El próximo viernes, a las 20.30, en Acevedo 1031 (CABA), se presentará el tercer libro de poemas de Marcelo Carnero, Pequeño territorio de lo cierto (Curandera, 2011). Aquí, un adelanto.

Ratas

Recuerdo la casa, era una casa vieja, frágil, temblando con el viento en las tormentas. Al recordarla pienso que es una casa muy querida por mí. Detesto las casas donde no pasa nada, las casas

con todo en orden, los pisos, las paredes limpias. Las detesto porque creo, siempre, que una casa es su persona, su habitante. Y desconfío de la gente que no tiembla con el viento o las tormentas. Y de aquella casa si hay algo que recuerdo, son las ratas. En las alacenas, los bajomuebles, los rincones. Y aquel verano fue de las ratas. Y el silencio, robusto como una nube, cerniéndose sobre nosotros. Pero las ratas… aparecieron apenas comenzó la primavera. Y se quedaron, contra nuestra sorpresa, contra nuestra desazón de ver, cómo los lugares donde pasaríamos el verano ya no iban a ser nuestros. Aunque eso todavía no lo sabíamos. Como si algo que hasta ahora importaba, hubiera comenzado su traslado, siempre imperceptible hacía el desierto. ¿Pero cómo nombrar ese deterioro? ¿Cómo vivir en el eco, en la inacción, impulsados por una fuerza que ya no somos y nos repite?
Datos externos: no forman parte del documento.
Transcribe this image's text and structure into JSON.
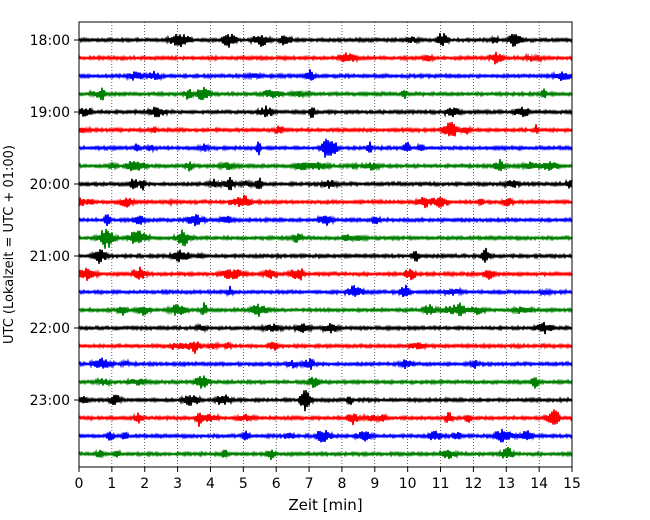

Quizás el encuentro con esa forma de vida, nos repliegue a la nostalgia de sentir en la propia, la vida subterránea que nos vive. Pero no podemos habitar el terror, hay que salir, profundizar la brevedad de la hermosura. Aunque muchas veces no tengamos forma de descansar, y abramos los ojos, pesadamente, frente a una realidad irrefutable. Parece mentira cómo un hecho, que en su origen creímos menor, como la aparición de las ratas, se haya entramado con otros hasta tomar cada tejido de la realidad y volverse determinante. Porque aquella primavera, también encontramos un cuerpo. Y encontrar un cuerpo, siempre parece un hecho concreto, determinante. No recuerdo quién de nosotros lo encontró. Pero el cuerpo estaba ahí, deshecho. Y precisamente, las primeras ratas que vimos, se lo estaban comiendo. Y después, una mañana, escuché la historia: se filmó una película, en la cual, para llevar a cabo la última escena, soltaron miles de ratas con un dispositivo sonoro que las haría volver, pero el dispositivo falló y las ratas no volvieron. Se quedaron ahí, todavía están ahí.